Final Project

Due: Tuesday, April 28 at 11:59 PM ET

1. Weekly Meetings [20 points]

Each team must meet weekly with their assigned TA to track progress and set milestones. Scheduling is flexible and should be coordinated directly with your TA. There must be 3 meetings between the proposal deadline and the final project deadline, and both project members must be present at every meeting.

Come to each meeting prepared to discuss: what you completed that week, what you will complete before the next meeting, and any issues that are blocking progress. These meetings are meant to ensure steady progress and no last-minute issues. Teams should use this time to get feedback on design, evaluation, and demo readiness.

2. Your Agent [40 points]

Deliverables:

Code: A zip file containing your code, along with a README.md file that explains how to run your agent.
Design Document: A PDF writeup that clearly explains your agent implementation and design choices.

Required Agent Components:

Data incorporation: Your agent must incorporate external data relevant to the task. You should collect, parse, clean, and organize this data into a form your system can reliably use.
Memory and retrieval: Your agent must maintain a memory store and have a retrieval mechanism over that memory or knowledge base. The system should be able to retrieve relevant information when needed.
Three tools: Your agent must be able to call at least 3 meaningful tools. These tools should play a real functional role in solving the task, not exist only to satisfy the requirement.
Robust system design: Your system should have a clear agentic workflow with explicit logic for how it processes inputs, routes decisions, uses memory, calls tools, and terminates. The design should be modular and understandable.
Guardrails and exception handling: Your system must include guardrails and handle failure at all stages of execution. You should show how the agent checks user inputs, constrains or verifies tool calls, and validates outputs before returning them.
Evaluation framework: You must build an evaluation framework that tests whether your agent succeeds on intended tasks and how it behaves on edge cases, failures, and adversarial inputs.
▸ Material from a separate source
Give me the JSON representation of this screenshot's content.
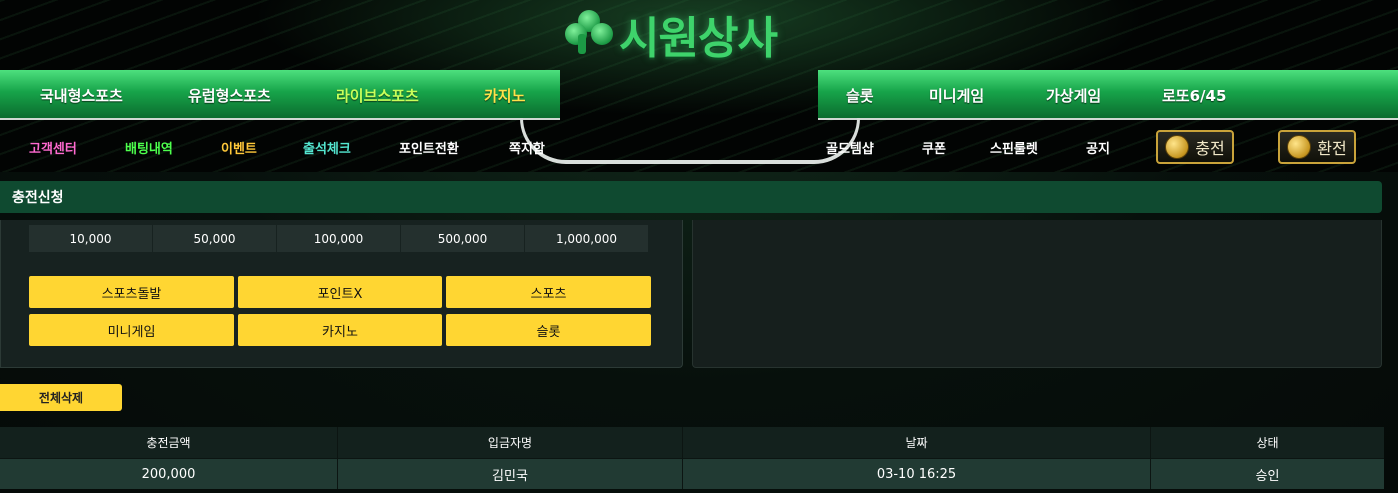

Design Document Requirements:

Your design document should clearly explain your full system and justify your design choices. The document should begin by defining the problem, intended user, motivation, and project scope. You should then provide an end-to-end description of the system, explaining how the agent moves from user input to final output. It should include a detailed discussion of each required agent component: data incorporation, memory and retrieval, three tools, robust system design, guardrails, and evaluation. For each component, explain what you implemented, why you designed it that way, and any important alternatives, tradeoffs, or limitations.

The document must also include two diagrams. First, include a system flow graph showing the complete agent pipeline, including possible user inputs, major decision points, memory reads and writes, tool calls, guardrail checks, branches, and termination conditions. Second, include a threat model that identifies plausible risks such as unsafe user input, prompt injection, unsafe tool use, privacy leakage, or harmful outputs, and clearly indicates where validation and guardrails are applied in the system. These diagrams can be implemented in any format you choose, as long as all needed information is shown.

Finally, describe your evaluation methodology, including the kinds of tasks, success criteria, failure cases, and adversarial cases you test. You must also include three user transcripts that show meaningfully different system behaviors, such as a successful case, a difficult or ambiguous case, and a failure-handling or safety case.

3. Demo [40 points]

You are able to use late days only for the deliverables. Your demo must be done on April 28th, in class.

You will give a final presentation and live demonstration of your agent. The total presentation time must be 12 minutes. It should include a clear explanation of the problem, an overview of the full agent design, and a ~5 minute live demo showcasing your agent's abilities.

Your demo should provide evidence that the agent actually contains the required components. At minimum, you should show how user input is processed, how data is incorporated, how memory and retrieval are used, how the system selects or calls tools, how guardrails intervene when needed, and what the final output looks like. The live demo should make clear that the architecture is real and functioning as designed.

FAQ

How do late days work for the final project?

If you use late days on the final project, both project partners must each use a late day. One partner cannot use a late day on behalf of the team.

What if we run into rate limits?

You have one month to complete this project, so you should plan your development process accordingly. We expect teams to work around rate limits through good engineering practice: start early, test incrementally, cache intermediate outputs where appropriate, and avoid leaving all large-scale experimentation or evaluation to the end. In emergency cases, you may make additional Mistral or Hugging Face accounts to reset your credit usage, but do not rely on this.

What model should we use?

You may choose any free model that best fits your system design, but as a general guideline, use Kimi-K2.5 (download demo code here) for larger or more complex tasks and Mistral for smaller, lighter-weight tasks. Part of the project is making reasonable design decisions, so you should be able to justify your model choice based on the needs of your agent.